Once I get to the hospital I head up to the ICU where Tyler is going to be for the next few days. Orlando is at the nurse's station waiting for me. He smiles as I make my way over to him. He hands me Tyler's chart. "It's going to be a long shift," he says.

"Yeah. Have a good night."

"Are you going to be ok?" he asks.

"Of course."

He pats me on the back and walks away. I take a deep breath and walk into Tyler's room. I walk over to his bed. I push his hair back from his forehead and kiss it. "Just going to take your vitals," I say, "You know, the usual." I take his vitals and note them in his chart. "This reminds me of your first few weeks here when you wouldn't talk to me." I sit down in the chair next to his bed after hanging the chart from the end of the bed. "I guess I'm going to just sit here all day and talk to you and hope you can hear me." I sit forward on the chair and rest my elbows on my knees. "I was so worried about you yesterday. Still am." I shake my head at myself. "This is silly. I feel stupid sitting here talking to you. I miss you. I wish you could talk back. The Stars have a game tonight and you're not going to be awake to watch it with me." I look over at him resting. He does look peaceful. I wish there was a way for them to know right this second if the surgery did anything. It's killing me not knowing. "I think Marshall and Cash can sense something is up. They don't leave my side. I wish I could have talked to you before the surgery. I would have asked how it went with your mom. I hope she's ok."
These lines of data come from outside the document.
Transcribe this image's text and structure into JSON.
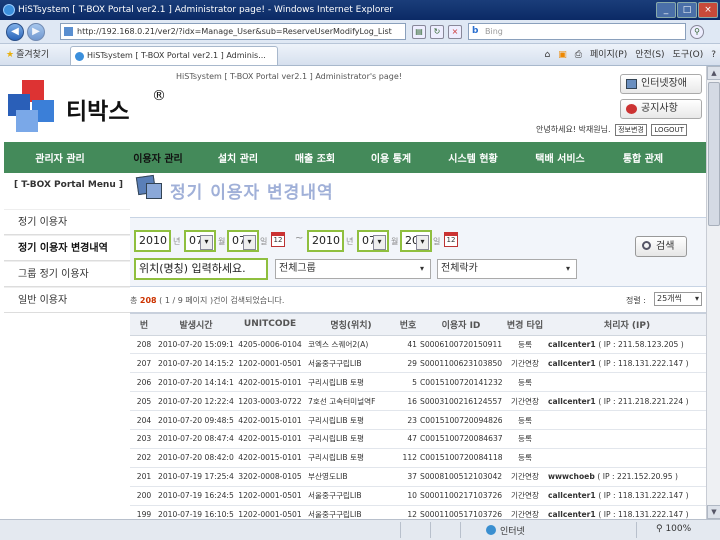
{
  "window": {
    "title": "HiSTsystem [ T-BOX Portal ver2.1 ] Administrator page! - Windows Internet Explorer"
  },
  "browser": {
    "url": "http://192.168.0.21/ver2/?idx=Manage_User&sub=ReserveUserModifyLog_List",
    "search_placeholder": "Bing",
    "favorites": "즐겨찾기",
    "tab": "HiSTsystem [ T-BOX Portal ver2.1 ] Adminis...",
    "tools": [
      "페이지(P)",
      "안전(S)",
      "도구(O)"
    ],
    "status": {
      "done": "",
      "zone": "인터넷",
      "zoom": "100%"
    }
  },
  "header": {
    "site_title": "HiSTsystem [ T-BOX Portal ver2.1 ] Administrator's page!",
    "logo_text": "티박스",
    "logo_reg": "®",
    "btn_fault": "인터넷장애",
    "btn_notice": "공지사항",
    "welcome": "안녕하세요! 박재원님.",
    "btn_profile": "정보변경",
    "btn_logout": "LOGOUT"
  },
  "gnav": [
    "관리자 관리",
    "이용자 관리",
    "설치 관리",
    "매출 조회",
    "이용 통계",
    "시스템 현황",
    "택배 서비스",
    "통합 관제"
  ],
  "sidebar": {
    "head": "[ T-BOX Portal Menu ]",
    "items": [
      "정기 이용자",
      "정기 이용자 변경내역",
      "그룹 정기 이용자",
      "일반 이용자"
    ]
  },
  "page": {
    "title": "정기 이용자 변경내역"
  },
  "filter": {
    "from_year": "2010",
    "from_month": "07",
    "from_day": "07",
    "to_year": "2010",
    "to_month": "07",
    "to_day": "20",
    "lbl_year": "년",
    "lbl_month": "월",
    "lbl_day": "일",
    "tilde": "~",
    "location": "위치(명칭) 입력하세요.",
    "group": "전체그룹",
    "locker": "전체락카",
    "search_btn": "검색"
  },
  "summary": {
    "pre": "총 ",
    "count": "208",
    "post": " ( 1 / 9 페이지 )건이 검색되었습니다."
  },
  "sort": {
    "label": "정렬 :",
    "value": "25개씩"
  },
  "table": {
    "headers": [
      "번",
      "발생시간",
      "UNITCODE",
      "명칭(위치)",
      "번호",
      "이용자 ID",
      "변경 타입",
      "처리자 (IP)"
    ],
    "rows": [
      [
        "208",
        "2010-07-20 15:09:11",
        "4205-0006-0104",
        "코엑스 스퀘어2(A)",
        "41",
        "S0006100720150911",
        "등록",
        "callcenter1",
        "( IP : 211.58.123.205 )"
      ],
      [
        "207",
        "2010-07-20 14:15:20",
        "1202-0001-0501",
        "서울중구구립LIB",
        "29",
        "S0001100623103850",
        "기간연장",
        "callcenter1",
        "( IP : 118.131.222.147 )"
      ],
      [
        "206",
        "2010-07-20 14:14:13",
        "4202-0015-0101",
        "구리시립LIB 토평",
        "5",
        "C0015100720141232",
        "등록",
        "",
        ""
      ],
      [
        "205",
        "2010-07-20 12:22:44",
        "1203-0003-0722",
        "7호선 고속터미널역F",
        "16",
        "S0003100216124557",
        "기간연장",
        "callcenter1",
        "( IP : 211.218.221.224 )"
      ],
      [
        "204",
        "2010-07-20 09:48:57",
        "4202-0015-0101",
        "구리시립LIB 토평",
        "23",
        "C0015100720094826",
        "등록",
        "",
        ""
      ],
      [
        "203",
        "2010-07-20 08:47:43",
        "4202-0015-0101",
        "구리시립LIB 토평",
        "47",
        "C0015100720084637",
        "등록",
        "",
        ""
      ],
      [
        "202",
        "2010-07-20 08:42:03",
        "4202-0015-0101",
        "구리시립LIB 토평",
        "112",
        "C0015100720084118",
        "등록",
        "",
        ""
      ],
      [
        "201",
        "2010-07-19 17:25:47",
        "3202-0008-0105",
        "부산영도LIB",
        "37",
        "S0008100512103042",
        "기간연장",
        "wwwchoeb",
        "( IP : 221.152.20.95 )"
      ],
      [
        "200",
        "2010-07-19 16:24:57",
        "1202-0001-0501",
        "서울중구구립LIB",
        "10",
        "S0001100217103726",
        "기간연장",
        "callcenter1",
        "( IP : 118.131.222.147 )"
      ],
      [
        "199",
        "2010-07-19 16:10:58",
        "1202-0001-0501",
        "서울중구구립LIB",
        "12",
        "S0001100517103726",
        "기간연장",
        "callcenter1",
        "( IP : 118.131.222.147 )"
      ]
    ]
  }
}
For the rest of my shift I don't leave Tyler's room. I don't want him out of my sight while I'm here. I take his vitals when I need to but otherwise my time is spent either talking to him or just watching him sleep. I watch the Stars game and wish Tyler was awake to watch with me. We both get so into the games. It's no fun without him but I watch anyway. Jamie scores 2 goals and the Stars win the game. I tell Tyler that Jamie scored some goals for him. I'm sure he's cringing on the inside as I say Jamie's name. If he can even hear me. After the game is over I turn the TV off and pull my chair closer to his bed. I put my hand on top his and rub the skin on his hand with my thumb. I look at him hoping he would just wake up and smile at me but I know that's not happening. I lift his hand up and kiss it before putting it down on the bed.

I stand up and kiss him on the forehead. "I miss talking to you, Tyler, so you have to get better soon," I say before leaving for the night. I open the door to leave, stop and turn around. He looks like he's peaceful but there's no telling how he's really doing until he wakes up. Waiting for an answer is probably going to kill me. I wish I could stay here with him all night. I'd stay up all night and watch to make sure he's still breathing. I don't care. "I love you, Tyler." I close the door behind me and leave for the night.